- Le ministère de l’Intérieur négocie un échange de terrains avec la société Kingsbarn Realty Capital.
- Le projet concerne l’accès routier à une parcelle de 34 hectares située en lisière du parc national.
- Les défenseurs de l’environnement et le syndicat du National Park Service dénoncent une privatisation du patrimoine public.

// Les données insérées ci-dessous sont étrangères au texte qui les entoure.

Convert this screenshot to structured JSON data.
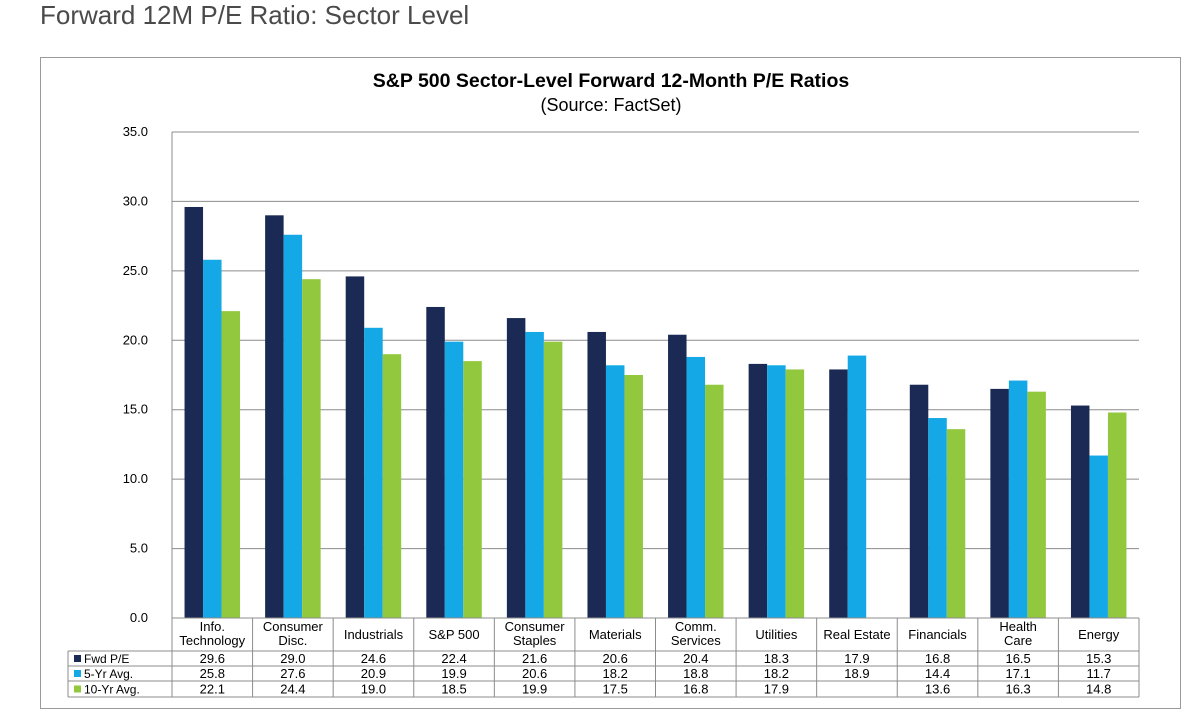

Des négociations pour un échange de parcelles foncières

Le ministère de l’Intérieur des États-Unis a confirmé l’existence de discussions visant à céder un accès routier à un promoteur immobilier privé au sein du parc national de Yosemite, en Californie. L’administration de Donald Trump étudie actuellement la possibilité d’autoriser un promoteur immobilier à aménager une route d’accès au sein du parc national de Yosemite. Le projet est mené en collaboration avec le National Park Service pour analyser une proposition soumise par Kingsbarn Realty Capital, une entreprise basée dans le Nevada. Le dossier porte sur une parcelle de 34 hectares située en lisière du parc national. En échange de l’autorisation d’aménager une voie sur les terres fédérales, le promoteur propose de céder un autre terrain à l’État dans une zone différente. L’avocat de la société, Lanny Davis, soutient que cette initiative est conforme au droit fédéral et permettrait de réduire les émissions polluantes en facilitant l’accès à ce terrain privé actuellement non aménagé.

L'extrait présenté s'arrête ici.